The self-guided tour grants access to spaces the public rarely sees: the original Moorish and Turkish rooms, the Grand Salon, the Palm Court, the lobby with its grand staircase, the restored bridge interior, and select private apartments, each decorated to reflect the tastes of its owner. Two historic talks will also be offered during the afternoon, according to the Friends of the Castle Green website. The building now houses approximately 50 individually owned condominiums. Visitors can also view a pop-up museum of artifacts from the Castle Green archives, including castings of the decorative “grotesques” and the plasterwork used to restore the bridge exterior, according to the Castle Green website.
The Friends of the Castle Green, a nonprofit formed in 1993, organizes the tours as its primary fundraising vehicle. Proceeds fund restoration projects that adhere to the Secretary of the Interior’s standards for historic preservation. The group’s most recent completed project was a restoration of the pedestrian bridge dome, finished in the summer of 2024 and funded entirely through previous tour proceeds, according to a report by Pasadena Now. That work, which cost more than $30,000, revealed a surprise: the dome was made of copper, not the sheet metal restorers had assumed. The Friends’ current focus is the restoration and painting of the building’s remaining domes, two on the roof, according to the organization’s website.
“We do the kind of preservation that needs to be done on a building that is now 126 years old,” Susan Futterman, chair of Friends of the Castle Green, said in a 2025 interview with Pasadena Now. “We are hopeful by having a tour, we help people appreciate what good preservation does for a building and a community.”

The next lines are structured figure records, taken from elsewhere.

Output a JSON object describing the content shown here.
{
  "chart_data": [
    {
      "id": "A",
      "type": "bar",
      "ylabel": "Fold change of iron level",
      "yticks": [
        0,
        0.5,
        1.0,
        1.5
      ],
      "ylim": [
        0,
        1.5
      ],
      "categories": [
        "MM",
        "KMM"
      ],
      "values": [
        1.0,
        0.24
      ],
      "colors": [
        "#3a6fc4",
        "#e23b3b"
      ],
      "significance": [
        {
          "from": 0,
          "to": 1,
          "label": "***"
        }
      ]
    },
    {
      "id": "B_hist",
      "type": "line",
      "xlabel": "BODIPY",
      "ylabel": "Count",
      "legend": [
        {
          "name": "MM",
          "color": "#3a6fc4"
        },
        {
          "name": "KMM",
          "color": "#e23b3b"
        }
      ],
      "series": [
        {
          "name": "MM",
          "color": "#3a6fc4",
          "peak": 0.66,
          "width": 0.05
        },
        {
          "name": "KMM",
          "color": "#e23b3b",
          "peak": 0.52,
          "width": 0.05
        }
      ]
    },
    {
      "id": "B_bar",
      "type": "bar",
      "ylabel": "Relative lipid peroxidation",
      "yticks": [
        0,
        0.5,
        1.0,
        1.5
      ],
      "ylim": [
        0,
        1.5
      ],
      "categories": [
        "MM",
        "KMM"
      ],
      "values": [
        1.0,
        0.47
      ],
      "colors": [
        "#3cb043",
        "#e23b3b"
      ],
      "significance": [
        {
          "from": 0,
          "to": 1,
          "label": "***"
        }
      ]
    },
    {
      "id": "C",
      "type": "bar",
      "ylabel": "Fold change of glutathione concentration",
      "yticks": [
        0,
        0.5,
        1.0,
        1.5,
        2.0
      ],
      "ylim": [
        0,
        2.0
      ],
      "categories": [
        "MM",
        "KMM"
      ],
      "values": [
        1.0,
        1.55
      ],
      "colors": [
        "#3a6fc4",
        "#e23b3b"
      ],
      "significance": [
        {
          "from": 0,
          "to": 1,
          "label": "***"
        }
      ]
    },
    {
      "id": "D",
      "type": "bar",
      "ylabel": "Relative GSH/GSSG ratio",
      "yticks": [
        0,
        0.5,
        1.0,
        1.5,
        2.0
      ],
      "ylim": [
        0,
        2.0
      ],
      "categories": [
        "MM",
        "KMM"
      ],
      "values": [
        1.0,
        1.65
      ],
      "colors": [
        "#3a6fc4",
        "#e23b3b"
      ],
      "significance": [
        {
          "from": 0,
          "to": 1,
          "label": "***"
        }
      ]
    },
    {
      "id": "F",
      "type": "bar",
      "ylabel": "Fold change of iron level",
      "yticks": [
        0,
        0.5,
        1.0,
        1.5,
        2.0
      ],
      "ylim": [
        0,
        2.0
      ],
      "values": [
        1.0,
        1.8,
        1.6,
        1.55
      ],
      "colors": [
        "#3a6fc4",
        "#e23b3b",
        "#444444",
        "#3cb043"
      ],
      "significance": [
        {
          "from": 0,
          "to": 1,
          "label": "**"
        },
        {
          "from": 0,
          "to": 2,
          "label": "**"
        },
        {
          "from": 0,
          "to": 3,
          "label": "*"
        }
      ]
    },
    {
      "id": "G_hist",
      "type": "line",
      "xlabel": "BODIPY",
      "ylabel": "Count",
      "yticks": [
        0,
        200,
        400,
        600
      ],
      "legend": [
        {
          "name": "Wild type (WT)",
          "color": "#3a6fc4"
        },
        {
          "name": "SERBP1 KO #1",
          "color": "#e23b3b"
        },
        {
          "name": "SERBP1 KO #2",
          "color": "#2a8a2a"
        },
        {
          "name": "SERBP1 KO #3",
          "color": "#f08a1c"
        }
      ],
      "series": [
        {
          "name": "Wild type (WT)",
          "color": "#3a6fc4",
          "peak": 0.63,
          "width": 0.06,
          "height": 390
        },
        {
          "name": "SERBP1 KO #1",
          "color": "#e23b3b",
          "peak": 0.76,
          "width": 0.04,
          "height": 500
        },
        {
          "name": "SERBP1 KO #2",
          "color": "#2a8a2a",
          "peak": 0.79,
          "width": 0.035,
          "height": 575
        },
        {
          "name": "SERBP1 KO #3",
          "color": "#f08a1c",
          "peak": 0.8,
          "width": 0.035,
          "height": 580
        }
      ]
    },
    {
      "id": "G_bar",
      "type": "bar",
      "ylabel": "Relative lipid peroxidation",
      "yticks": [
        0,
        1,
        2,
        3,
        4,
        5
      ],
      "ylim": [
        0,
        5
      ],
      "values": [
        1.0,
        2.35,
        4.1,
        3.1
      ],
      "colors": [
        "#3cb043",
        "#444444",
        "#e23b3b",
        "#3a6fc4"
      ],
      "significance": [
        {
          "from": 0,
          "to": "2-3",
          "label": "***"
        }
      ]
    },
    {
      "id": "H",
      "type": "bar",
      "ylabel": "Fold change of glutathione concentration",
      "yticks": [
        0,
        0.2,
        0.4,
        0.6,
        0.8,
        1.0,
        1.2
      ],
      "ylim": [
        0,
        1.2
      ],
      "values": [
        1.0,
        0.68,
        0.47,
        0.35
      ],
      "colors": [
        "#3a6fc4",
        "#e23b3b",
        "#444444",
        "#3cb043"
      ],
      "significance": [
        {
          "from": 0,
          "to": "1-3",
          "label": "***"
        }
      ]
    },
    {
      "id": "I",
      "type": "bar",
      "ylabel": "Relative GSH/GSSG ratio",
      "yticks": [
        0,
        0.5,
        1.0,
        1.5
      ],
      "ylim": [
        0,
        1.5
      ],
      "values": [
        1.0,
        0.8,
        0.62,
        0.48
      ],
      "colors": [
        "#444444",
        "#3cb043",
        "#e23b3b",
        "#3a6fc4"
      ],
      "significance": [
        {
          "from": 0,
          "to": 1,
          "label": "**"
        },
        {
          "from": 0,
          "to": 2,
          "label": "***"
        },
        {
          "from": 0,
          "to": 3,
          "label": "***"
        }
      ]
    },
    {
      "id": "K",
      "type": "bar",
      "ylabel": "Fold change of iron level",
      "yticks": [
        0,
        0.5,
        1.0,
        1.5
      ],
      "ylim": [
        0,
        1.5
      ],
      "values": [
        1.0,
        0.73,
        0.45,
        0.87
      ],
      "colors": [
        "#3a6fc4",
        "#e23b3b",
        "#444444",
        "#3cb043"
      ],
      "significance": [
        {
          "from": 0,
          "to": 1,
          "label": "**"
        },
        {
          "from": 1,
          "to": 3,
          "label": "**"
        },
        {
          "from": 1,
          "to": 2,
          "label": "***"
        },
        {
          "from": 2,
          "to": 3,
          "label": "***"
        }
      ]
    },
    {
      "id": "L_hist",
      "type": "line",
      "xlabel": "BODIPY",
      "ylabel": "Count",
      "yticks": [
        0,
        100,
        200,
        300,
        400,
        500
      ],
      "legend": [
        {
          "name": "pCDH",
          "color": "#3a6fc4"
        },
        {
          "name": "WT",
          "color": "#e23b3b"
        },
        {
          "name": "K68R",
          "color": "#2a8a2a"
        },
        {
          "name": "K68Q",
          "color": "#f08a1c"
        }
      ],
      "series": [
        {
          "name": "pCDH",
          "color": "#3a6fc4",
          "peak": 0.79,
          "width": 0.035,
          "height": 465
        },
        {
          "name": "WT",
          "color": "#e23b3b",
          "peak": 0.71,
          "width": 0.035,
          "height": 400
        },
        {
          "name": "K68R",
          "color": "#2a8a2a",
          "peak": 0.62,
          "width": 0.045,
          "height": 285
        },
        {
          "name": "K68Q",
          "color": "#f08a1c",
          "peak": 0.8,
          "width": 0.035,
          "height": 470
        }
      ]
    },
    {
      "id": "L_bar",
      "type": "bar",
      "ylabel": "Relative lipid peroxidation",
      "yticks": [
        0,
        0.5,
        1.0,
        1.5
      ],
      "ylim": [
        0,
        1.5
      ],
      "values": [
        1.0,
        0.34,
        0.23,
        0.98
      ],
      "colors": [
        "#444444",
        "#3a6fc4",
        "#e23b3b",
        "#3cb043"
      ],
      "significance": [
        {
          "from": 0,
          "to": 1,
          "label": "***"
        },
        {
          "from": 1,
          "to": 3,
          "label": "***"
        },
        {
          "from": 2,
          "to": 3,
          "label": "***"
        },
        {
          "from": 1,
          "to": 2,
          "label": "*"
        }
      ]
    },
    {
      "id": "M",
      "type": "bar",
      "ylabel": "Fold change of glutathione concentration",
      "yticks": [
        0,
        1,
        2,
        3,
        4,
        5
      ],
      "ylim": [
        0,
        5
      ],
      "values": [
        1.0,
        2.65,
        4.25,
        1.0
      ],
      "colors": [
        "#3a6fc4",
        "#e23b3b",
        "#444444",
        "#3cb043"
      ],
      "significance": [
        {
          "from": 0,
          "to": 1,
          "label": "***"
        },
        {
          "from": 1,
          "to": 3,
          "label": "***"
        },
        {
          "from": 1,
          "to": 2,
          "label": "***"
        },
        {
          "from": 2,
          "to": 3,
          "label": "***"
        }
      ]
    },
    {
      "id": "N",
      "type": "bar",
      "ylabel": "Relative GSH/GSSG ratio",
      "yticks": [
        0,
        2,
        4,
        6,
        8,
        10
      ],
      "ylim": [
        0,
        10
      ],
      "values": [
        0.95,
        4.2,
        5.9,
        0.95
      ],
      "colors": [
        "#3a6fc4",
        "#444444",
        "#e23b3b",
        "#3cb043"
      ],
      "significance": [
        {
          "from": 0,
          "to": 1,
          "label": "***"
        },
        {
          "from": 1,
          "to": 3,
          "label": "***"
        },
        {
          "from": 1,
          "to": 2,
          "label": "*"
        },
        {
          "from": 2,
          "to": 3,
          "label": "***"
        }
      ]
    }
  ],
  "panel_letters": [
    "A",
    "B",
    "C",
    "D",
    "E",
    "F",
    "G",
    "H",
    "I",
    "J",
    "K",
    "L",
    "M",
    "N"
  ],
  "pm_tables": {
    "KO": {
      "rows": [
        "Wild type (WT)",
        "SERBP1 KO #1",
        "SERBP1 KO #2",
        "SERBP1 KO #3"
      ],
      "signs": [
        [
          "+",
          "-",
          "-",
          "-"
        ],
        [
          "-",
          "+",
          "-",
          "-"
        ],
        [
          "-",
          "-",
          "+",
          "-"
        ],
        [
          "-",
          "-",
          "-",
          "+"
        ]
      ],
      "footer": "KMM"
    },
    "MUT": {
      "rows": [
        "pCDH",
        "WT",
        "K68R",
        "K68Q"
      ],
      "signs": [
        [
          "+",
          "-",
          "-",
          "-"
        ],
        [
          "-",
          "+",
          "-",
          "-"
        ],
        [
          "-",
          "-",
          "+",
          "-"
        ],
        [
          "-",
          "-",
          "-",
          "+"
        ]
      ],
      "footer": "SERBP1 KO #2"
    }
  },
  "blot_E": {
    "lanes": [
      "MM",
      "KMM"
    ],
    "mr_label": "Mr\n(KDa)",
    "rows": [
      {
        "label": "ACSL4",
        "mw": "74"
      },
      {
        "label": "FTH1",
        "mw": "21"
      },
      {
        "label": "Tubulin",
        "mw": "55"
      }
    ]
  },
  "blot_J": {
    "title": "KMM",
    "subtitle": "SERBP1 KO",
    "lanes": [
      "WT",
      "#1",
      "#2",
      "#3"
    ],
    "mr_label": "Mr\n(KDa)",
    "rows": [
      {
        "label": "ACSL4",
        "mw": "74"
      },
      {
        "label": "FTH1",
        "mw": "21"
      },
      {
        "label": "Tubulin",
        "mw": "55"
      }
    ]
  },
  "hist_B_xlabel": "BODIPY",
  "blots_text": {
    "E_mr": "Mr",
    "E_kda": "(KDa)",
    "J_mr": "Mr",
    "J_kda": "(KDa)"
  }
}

Architect Frederick L. Roehrig designed the building as the Central Annex to the Hotel Green the second of three buildings in the complex which Colonel Green had established on the opposite side of Raymond Avenue. Roehrig blended Moorish, Spanish, and Victorian elements into a structure of structural steel with brick walls and concrete floors Pasadena’s first fireproof building, constructed in response to a fire that had destroyed the nearby Raymond Hotel. The building opened on January 16, 1899, and quickly became a winter destination for wealthy East Coast visitors. The Hotel Green hosted presidents and was home to both the Tournament of Roses and the Valley Hunt Club. Among the original features that survive: the oldest wrought-iron, man-operated elevator on the West Coast, according to the Old Pasadena website.
When the resort era faded, a group of regular hotel guests purchased the complex in 1924 and divided the Central Annex into individually owned apartments. The building was added to the National Register of Historic Places in 1982 and is also listed on the State Historic Register and the City of Pasadena’s Register of Historic Places.
Pasadena Heritage holds a conservation easement on the Castle Green’s exterior facade, an arrangement in place since 1988, according to Pasadena Now.
Tickets are $50 through Eventbrite and will also be available at the gate on the day of the tour. Food will be available for advance purchase from Old Pasadena restaurant Neighbors and Friends, and visitors may bring their own picnic baskets to eat on the grounds. No alcohol is permitted. There are steps into the building and six flights of stairs to reach the open apartments; limited elevator service is available for those with mobility issues. Nearby parking is available at the School House Parking Structure, 33 E. Green St., and Del Mar Station Parking, 230 S. Raymond Ave., which is also a Metro stop. For information, contact Susan Futterman at susanfutterman@mac.com or 626-824-8482.
The Castle Green opens to the public only twice a year once in June, once in December. For the rest of the calendar, the domes and arches stand quiet over Raymond Avenue, keeping 127 years of history behind closed doors.